Restart postfix after configuration change
/etc/init.d/postfix restart
[edit]Qmail integration
add ~/.qmail file inside user mailbox folder with following:
| /usr/bin/maildrop /mail/domains/userdomain.foo/username/.mailfilter
and
~/.mailfilter file with maildrop commands
[edit]Scanning for Viruses and Spam
Scanning for viruses with ClamAV
if (`/usr/bin/clamdscan --no-summary --stdout - | grep -c 'FOUND'` == 1)
{
MAILDIR="$MAILDIR/.Quarantine"
`test -f $MAILDIR/maildirsize && exit 1 || exit 0`
if ( $RETURNCODE == 0 )
{
`maildirmake $MAILDIR`
}
to "$MAILDIR";
}
exception {
VIRUS_TAG=`clamscan -V`
VIRUS_TAG="$VIRUS_TAG on $HOSTNAME"
xfilter "reformail -A 'X-Virus-Checker-Version: $VIRUS_TAG'"
xfilter "reformail -A 'X-Virus-Status: Clean'"
}
You may also use clamassassin, which trys to act like SpamAssassin.
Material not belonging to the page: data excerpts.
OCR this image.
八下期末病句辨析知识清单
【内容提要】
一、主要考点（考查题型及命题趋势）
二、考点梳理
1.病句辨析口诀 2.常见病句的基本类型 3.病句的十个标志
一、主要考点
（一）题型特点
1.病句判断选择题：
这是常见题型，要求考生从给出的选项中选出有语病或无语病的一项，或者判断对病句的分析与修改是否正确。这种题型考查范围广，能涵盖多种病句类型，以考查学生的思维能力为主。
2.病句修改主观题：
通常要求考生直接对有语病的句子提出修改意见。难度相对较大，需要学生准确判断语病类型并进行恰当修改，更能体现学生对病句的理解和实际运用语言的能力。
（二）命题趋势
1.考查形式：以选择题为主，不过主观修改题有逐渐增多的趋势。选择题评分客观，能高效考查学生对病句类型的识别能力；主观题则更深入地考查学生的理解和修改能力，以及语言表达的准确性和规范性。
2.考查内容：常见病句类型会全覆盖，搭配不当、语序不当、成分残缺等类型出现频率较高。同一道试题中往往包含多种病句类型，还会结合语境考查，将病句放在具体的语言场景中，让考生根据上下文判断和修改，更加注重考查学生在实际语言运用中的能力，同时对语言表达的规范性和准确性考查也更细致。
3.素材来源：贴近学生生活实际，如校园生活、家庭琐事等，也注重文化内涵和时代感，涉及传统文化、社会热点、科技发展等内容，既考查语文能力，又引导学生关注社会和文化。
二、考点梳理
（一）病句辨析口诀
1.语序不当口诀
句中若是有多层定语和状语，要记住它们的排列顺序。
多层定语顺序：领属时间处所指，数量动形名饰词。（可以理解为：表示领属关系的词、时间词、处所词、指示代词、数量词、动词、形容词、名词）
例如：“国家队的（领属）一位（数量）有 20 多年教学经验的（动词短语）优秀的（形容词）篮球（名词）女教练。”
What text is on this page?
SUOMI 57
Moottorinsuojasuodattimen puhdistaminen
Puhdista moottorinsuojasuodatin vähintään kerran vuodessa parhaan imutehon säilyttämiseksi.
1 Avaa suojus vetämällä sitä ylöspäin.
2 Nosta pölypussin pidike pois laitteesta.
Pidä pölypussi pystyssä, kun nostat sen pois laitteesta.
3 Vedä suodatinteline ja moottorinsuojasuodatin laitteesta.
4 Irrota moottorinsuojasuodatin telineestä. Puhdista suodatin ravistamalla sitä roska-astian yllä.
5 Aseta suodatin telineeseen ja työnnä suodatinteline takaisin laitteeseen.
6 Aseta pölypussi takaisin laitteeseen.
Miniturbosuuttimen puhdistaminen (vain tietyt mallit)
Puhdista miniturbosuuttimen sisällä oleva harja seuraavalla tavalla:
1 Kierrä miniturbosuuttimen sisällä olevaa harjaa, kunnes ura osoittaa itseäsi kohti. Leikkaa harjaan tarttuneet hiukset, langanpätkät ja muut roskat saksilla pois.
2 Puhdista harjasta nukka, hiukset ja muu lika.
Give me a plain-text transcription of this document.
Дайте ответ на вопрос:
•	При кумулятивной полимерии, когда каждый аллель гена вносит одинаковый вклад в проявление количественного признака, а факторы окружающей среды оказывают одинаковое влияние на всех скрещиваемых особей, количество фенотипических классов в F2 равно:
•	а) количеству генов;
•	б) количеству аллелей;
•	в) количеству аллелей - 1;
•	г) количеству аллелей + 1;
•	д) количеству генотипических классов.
Clamassassin still requires that ClamAV be installed and spamd must be running as a daemon.
Scanning for Spam with Spam Assassin
if ( $SIZE < 26144 )
{
exception {
xfilter "spamc -u $RECIPIENT"
}
}
if ( (/^X-Spam-Flag: YES/:h) || (/^X-Spam-Status: Yes/:h) )
{
#
# Run sa-learn: Learn as spam
#
if ( /^X-Spam-Level: *-----.*$/:h )
{
cc "| sa-learn --sync --spam"
}
MAILDIR="$MAILDIR/.Spam"
log "$TICKS : >>> TAGGED AS *** SPAM ***"
#
# deliver to maildir
#
log "$TICKS : >>> Mail successfully delivered to $MAILDIR"
exception {
to "$MAILDIR";
}
}
else
{
if ( /^X-Spam-Level: *-.*$/:h )
{
#
# Run sa-learn: Learn as ham
#
cc "| sa-learn --sync --ham"
}
}
[edit]Troubleshooting
[edit]Invalid home directory permissions - world writable.
Delivery error (command maildrop 24688 error (75, /usr/bin/maildrop:
Invalid home directory permissions - world writable.))
msg 1/1 (812 bytes), delivery error (command maildrop 24688 error (75, /usr/bin/maildrop:
Invalid home directory permissions - world writable.))
1 messages retrieved, 0 skipped
the fix
chmod 600 ~/.mailfilter
[edit]For your own good
Delivery error (command maildrop 5485 error (75, /usr/bin/maildrop: Cannot have world/group permissions on the filter file - for your own good.))
msg 1/1 (842 bytes), delivery error (command maildrop 5485 error (75, /usr/bin/maildrop:
Cannot have world/group permissions on the filter file - for your own good.))the fix
Get rid of [arguments] line in ~/.getmail/youmailbox.rc file
[edit]Unable to create a dot-lock
msg 1/1 (3612 bytes), delivery error (command maildrop 10143 error
(75, /usr/bin/maildrop: Unable to create a dot-lock.))
1 messages retrieved, 0 skipped
When maildrop is told to route a message into a directory, it tries to create a "dot-lock" file within that directory, as a signal to tell other processes that the directory is being maintained and that they should wait for this maintenance to finish before trying to make any changes within the directory. After the message has been delivered, this dot-lock file is deleted so that other processes can work with the directory as needed.
If the directory does not exist, or if maildrop doesn't have permission to create files in the directory, you will see the Unable to create a dot-lock error message.
The fix, of course, is to create the directory and make sure it is owned by (or has permissions which make it writable by) the same userid which maildrop will be running as, which will almost always be the userid which owns the mailbox itself.
Of course, finding out which directory of which user maildrop is complaining about can be quite a challenge, since the error message fails to tell you. If you have users with extremely complex maildrop files this can be near impossible.